The students come from some of the 19 pueblos in New Mexico and did much of their study at home through eight back-to-back semesters of videoconferencing and online and in-person coursework, the latter of which was completed when ASU faculty would visit Santa Fe to teach intensive, weeklong classes. They also traveled as a group to Norway, Canada and New Zealand to meet with indigenous people and make academic connections.

The model was designed to honor Native Americans' traditionally strong emphasis on family and community, Sumida Huaman said.

ASU GRADUATION

It allowed them to continue doing the cultural work and research they have been embedded in for years.

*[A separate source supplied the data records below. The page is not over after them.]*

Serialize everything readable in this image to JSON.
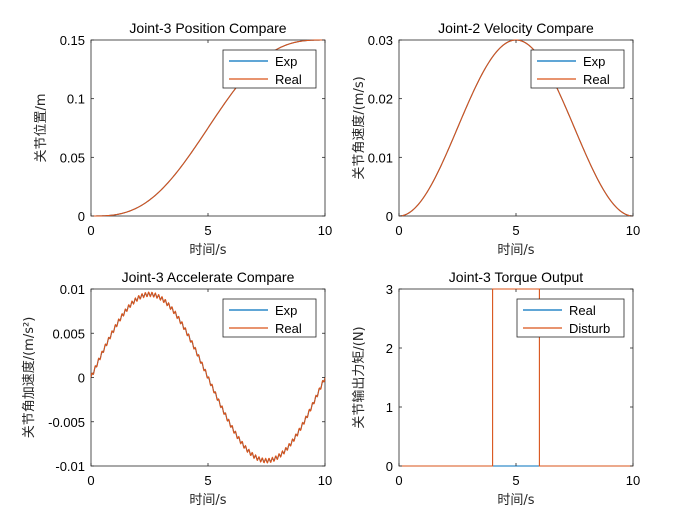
{
  "colors": {
    "exp": "#0072BD",
    "real": "#D95319",
    "disturb": "#D95319"
  },
  "chart_data": [
    {
      "type": "line",
      "title": "Joint-3 Position Compare",
      "xlabel": "时间/s",
      "ylabel": "关节位置/m",
      "xlim": [
        0,
        10
      ],
      "ylim": [
        0,
        0.15
      ],
      "xticks": [
        "0",
        "5",
        "10"
      ],
      "yticks": [
        "0",
        "0.05",
        "0.1",
        "0.15"
      ],
      "grid": false,
      "legend": "top-right",
      "x": [
        0,
        1,
        2,
        3,
        4,
        5,
        6,
        7,
        8,
        9,
        10
      ],
      "series": [
        {
          "name": "Exp",
          "values": [
            0,
            0.0013,
            0.0089,
            0.0245,
            0.0472,
            0.075,
            0.1028,
            0.1255,
            0.1411,
            0.1487,
            0.15
          ]
        },
        {
          "name": "Real",
          "values": [
            0,
            0.0013,
            0.0089,
            0.0245,
            0.0472,
            0.075,
            0.1028,
            0.1255,
            0.1411,
            0.1487,
            0.15
          ]
        }
      ]
    },
    {
      "type": "line",
      "title": "Joint-2 Velocity Compare",
      "xlabel": "时间/s",
      "ylabel": "关节角速度/(m/s)",
      "xlim": [
        0,
        10
      ],
      "ylim": [
        0,
        0.03
      ],
      "xticks": [
        "0",
        "5",
        "10"
      ],
      "yticks": [
        "0",
        "0.01",
        "0.02",
        "0.03"
      ],
      "grid": false,
      "legend": "top-right",
      "x": [
        0,
        1,
        2,
        3,
        4,
        5,
        6,
        7,
        8,
        9,
        10
      ],
      "series": [
        {
          "name": "Exp",
          "values": [
            0,
            0.0028,
            0.0096,
            0.0176,
            0.0254,
            0.0281,
            0.0254,
            0.0176,
            0.0096,
            0.0028,
            0
          ]
        },
        {
          "name": "Real",
          "values": [
            0,
            0.0028,
            0.0096,
            0.0176,
            0.0254,
            0.0281,
            0.0254,
            0.0176,
            0.0096,
            0.0028,
            0
          ]
        }
      ]
    },
    {
      "type": "line",
      "title": "Joint-3 Accelerate Compare",
      "xlabel": "时间/s",
      "ylabel": "关节角加速度/(m/s²)",
      "xlim": [
        0,
        10
      ],
      "ylim": [
        -0.01,
        0.01
      ],
      "xticks": [
        "0",
        "5",
        "10"
      ],
      "yticks": [
        "-0.01",
        "-0.005",
        "0",
        "0.005",
        "0.01"
      ],
      "grid": false,
      "legend": "top-right",
      "x": [
        0,
        1,
        2,
        3,
        4,
        5,
        6,
        7,
        8,
        9,
        10
      ],
      "series": [
        {
          "name": "Exp",
          "values": [
            0,
            0.0054,
            0.0086,
            0.0084,
            0.0052,
            0.0001,
            -0.0053,
            -0.0084,
            -0.0087,
            -0.0055,
            0
          ]
        },
        {
          "name": "Real",
          "values": [
            0,
            0.0054,
            0.0086,
            0.0084,
            0.0052,
            0.0001,
            -0.0053,
            -0.0084,
            -0.0087,
            -0.0055,
            0
          ]
        }
      ]
    },
    {
      "type": "line",
      "title": "Joint-3 Torque Output",
      "xlabel": "时间/s",
      "ylabel": "关节输出力矩/(N)",
      "xlim": [
        0,
        10
      ],
      "ylim": [
        0,
        3
      ],
      "xticks": [
        "0",
        "5",
        "10"
      ],
      "yticks": [
        "0",
        "1",
        "2",
        "3"
      ],
      "grid": false,
      "legend": "top-right",
      "x": [
        0,
        4,
        4,
        6,
        6,
        10
      ],
      "series": [
        {
          "name": "Real",
          "values": [
            0,
            0,
            0,
            0,
            0,
            0
          ]
        },
        {
          "name": "Disturb",
          "values": [
            0,
            0,
            3,
            3,
            0,
            0
          ]
        }
      ]
    }
  ]
}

The students each came to the program with an average of 15 years of experience in their fields, Chosa said. He co-founded the Leadership Institute and was one of many who conceived the program.

Another graduate served as governor of his pueblo while earning his doctorate, and others worked in health education and tribal development.

Graduates are leaving debt-free — the W.K. Kellogg Foundation provided the bulk of the $600,000 it took to educate the 10 students for three years, Brayboy said. Funding is the program's biggest challenge, he said, and they are currently waiting to see if the foundation will renew its grant and create a second cohort this fall.

Corrine Sanchez said she never would have pursued a doctorate if it weren't for this program. She was a commuter student while earning her master's, a process she said was so difficult and taxing that, once she finished, she vowed never to return. Instead, she spent 15 years creating programs to fight violence against women in her community in San Ildefonso Pueblo, New Mexico.

"I feel that our dissertations bring a lot of that heart and soul from our community into a space that hasn't always been friendly, so it's also breaking new ground and building on the footsteps of others who have come pushed the same way we have," she said.

"I feel it validates everything that we have already known, like that we have come from this lineage of scientists and philosophers and teachers," Sanchez said. "There is power to letters, there is power to names, and I think that reflection from the outside really affirms our place at the table, that we have always belonged here."